Namun, kita juga tahu bahwa ia besar di bawah bayang-bayang besar sang ayah yang dikaguminya dalam memimpin bangsa Makedonia, juga raja (yang menurut Stone) takut perang, hobi mabuk-mabukan, dan gemar menikah. Di sisi lain, Alexander juga dewasa di bawah dendam Olympias yang selalu merancang dendam besar kepada suaminya. Sang ibu, digambarkan Stone selalu membisiki sang anak dengan nasihat dan surat-surat politik. Sang ibu meramalkan bahwa Philip tidak bakal menjadikan Alexander raja (menjadikan Olympias sebagai Ratu). Kita kemudian tahu sejarah ini, dalam pesta pernikahannya dengan istrinya yang ketujuh, Philip mengumumkan pernyataan mengejutkan bahwa yang menjadi Ratu adalah putri Raja Attalus, istri barunya itu.
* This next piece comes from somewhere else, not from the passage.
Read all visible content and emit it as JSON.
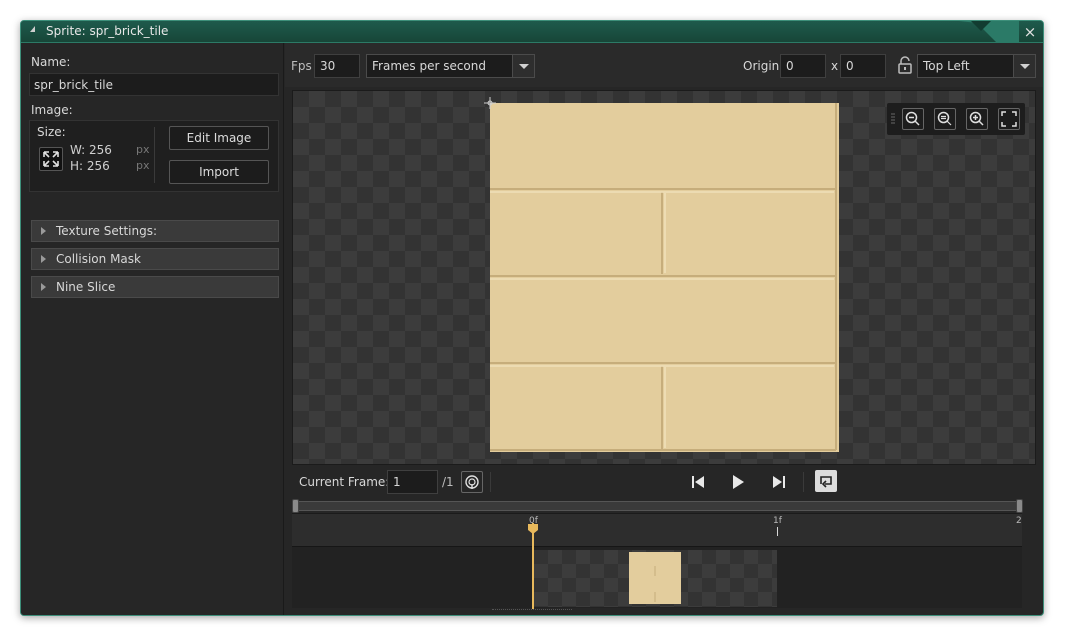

Seperti dongeng para penguasa tiran, Philip tewas ditikam oleh Pausanias, pengawalnya. Alexander menjadi raja. Sayang, seperti diungkap Stone melalui pencerita raja Ptolemy, menjadi raja adalah sebuah beban bagi Alexander. Disamping karena beban tuduhan pembunuhan ayahnya yang didalangi oleh Olympias, ia juga merasa takut seumur hidup dalam ambigu antara kekaguman pada sang ayah dan ambisi dendam besar ibu. Dalam hal ini, Stone mengatakan, Alexander melakukan penjelajahan ke seluruh dunia semata-mata sebagai pelarian dari dari ketakutan sepanjang hidupnya.

+++

Nah… untunglah wahai Tuan dan Nyonya yang budiman, mudah-mudahan Anda sabar membaca tulisan ini, pemujaan saya tidak sia-sia. Stone berhasil menampilkan sosok Alexander secara lengkap, utuh, dan manusiawi. Alexander yang berhasil menaklukkan dunia tidak hanya dengan kedigdayaan militernya, namun juga dipercaya (dan dikisahkan Stone) sebagai seorang yang mempunyai ide besar menyatukan dunia dalam satu kesatuan kemanusiaan. Yang mengagetkan saya, Alexander yang penakluk menurut Stone adalah seorang yang selain tampan, hangat, manusiawi dan penuh cinta, juga demokratis. Alexander berdiskusi dengan penasihat militer dan para intelektual yang ikut ke mana pun ia menaklukkan dunia. Alexander juga tak segan menghormati budaya para negara jajahan dan mengajak anak buah mengadopsi budaya bangsa barbar itu (menurut orang Yunani) ke dalam kehidupan Yunani. Di sini kemanusiannya mendapat perlawanan dari pemikiran mainstream pengikutnya yang mayoritas Yunani itu.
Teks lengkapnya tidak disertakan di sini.